Circa il cristianesimo provo uno stupore bambino pensando che l’eternità è diventata familiare alla mia storia: sono parte di una storia gigante, la mia storia piccola vi si incastra dentro alla perfezione, mi fa sentire a casa nella storia. La mia fede è ereditaria: credo perchè nato tra gente credente. Un’eredità, però, non è sufficiente riceverla per dire di possederla: è necessario rimetterla in gioco, fino a rischiarla, per farla propria. Per questo, nei giorni di festa, a testa alta dico a tutti cosa penso della mia storia: «Credo in un solo Dio». Arroganza? Tutt’altro, è la professione di fede più umile che esista: credo fermamente che il finale della mia storia non dipenderà solamente da me, ma sarà scritto a quattro mani. Oppure non sarà. Su tutto il resto – lacrime, esultanza, confusioni – sono fratello di chi non crede affatto, di chi ha creduto, di chi si chiede che cosa serva credere. L’unica differenza è una differenza di posizione: io credo d’essere nelle mani di Dio. Ne gioisco fino a rabbrividire, mentre tutti mi invitano a diventare il padrone della mia esistenza. Io credo (TV2000, lunedì, 21.05) è un tentativo di risposta al mio dubbio: “E di chi non crede, che sarà?” Non m’incuriosiscono più i credenti: purtroppo so già come la pensano. Mi affascinano i non-credenti: Dio parla dentro ad una storia e l’uomo rimane totalmente libero di dare ascolto o di rifiutare l’invito divino. Il non-credente mi aiuta a credere, solo l’indifferenza mi risulta atea. Credo in un Dio carico di silenzio che, (s)velandosi, interpella.

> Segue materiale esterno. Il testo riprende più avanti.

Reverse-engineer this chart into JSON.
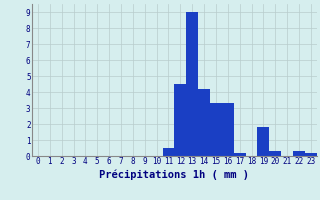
{
  "hours": [
    0,
    1,
    2,
    3,
    4,
    5,
    6,
    7,
    8,
    9,
    10,
    11,
    12,
    13,
    14,
    15,
    16,
    17,
    18,
    19,
    20,
    21,
    22,
    23
  ],
  "values": [
    0,
    0,
    0,
    0,
    0,
    0,
    0,
    0,
    0,
    0,
    0,
    0.5,
    4.5,
    9.0,
    4.2,
    3.3,
    3.3,
    0.2,
    0,
    1.8,
    0.3,
    0,
    0.3,
    0.2
  ],
  "bar_color": "#1a3fc4",
  "bar_edge_color": "#1a3fc4",
  "background_color": "#d6eeee",
  "grid_color": "#b8cccc",
  "text_color": "#000080",
  "xlabel": "Précipitations 1h ( mm )",
  "ylim": [
    0,
    9.5
  ],
  "yticks": [
    0,
    1,
    2,
    3,
    4,
    5,
    6,
    7,
    8,
    9
  ],
  "xticks": [
    0,
    1,
    2,
    3,
    4,
    5,
    6,
    7,
    8,
    9,
    10,
    11,
    12,
    13,
    14,
    15,
    16,
    17,
    18,
    19,
    20,
    21,
    22,
    23
  ],
  "tick_fontsize": 5.5,
  "xlabel_fontsize": 7.5,
  "bar_width": 1.0
}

Di chi crede si dice “credente”, non “creduto”: l’avventura è da rinnovarsi di giorno in giorno. Come compagni in questo mio viaggio di (ri)scoperta ho scelto uomini e donne così strani da apparire dissacranti agli occhi di qualche anima pia: Salvatore Natoli, Martina Colombari, Paolo Bonolis, Paolo Rumiz, Carolina Kostner, Giovanni Bachelet, Massimo Bottura, Fausto Bertinotti. Dissacranti ma profondi: mai banali, capaci di sorpresa, micidiali. Ho chiesto loro il permesso di ingresso nelle loro anime, accettando d’intravedere, a volte, solamente una luce sul fondo: è materia sufficiente per intuire che si può, forse, ma non adesso. Ci siamo incontrati negli incroci più affollati del pensiero credente, sulla soglia di misteri così assurdi da ritenersi assoluti: Dio, Gesù, lo Spirito Santo, la Chiesa, la comunione dei santi, la remissione dei peccati, la risurrezione della carne, la vita eterna. Mi interessava fiutare la rilevanza o l’irrilevanza, nelle loro vite, di ciò che io porto nel cuore da quando sono venuto al mondo. Papa Francesco ha fatto da ricamatrice, cucendo assieme esistenze tra loro solo in apparenza antitetiche, confermando la fede di chi già crede senza mortificare la fatica di chi, per vie diverse, cerca ragioni di speranza nella sua esistenza. Tutti assieme ci siamo seduti vicino alla soglia, sullo sgabello, a tendere l’orecchio al silenzio. Liberi dall’ossessione del fare catechismo.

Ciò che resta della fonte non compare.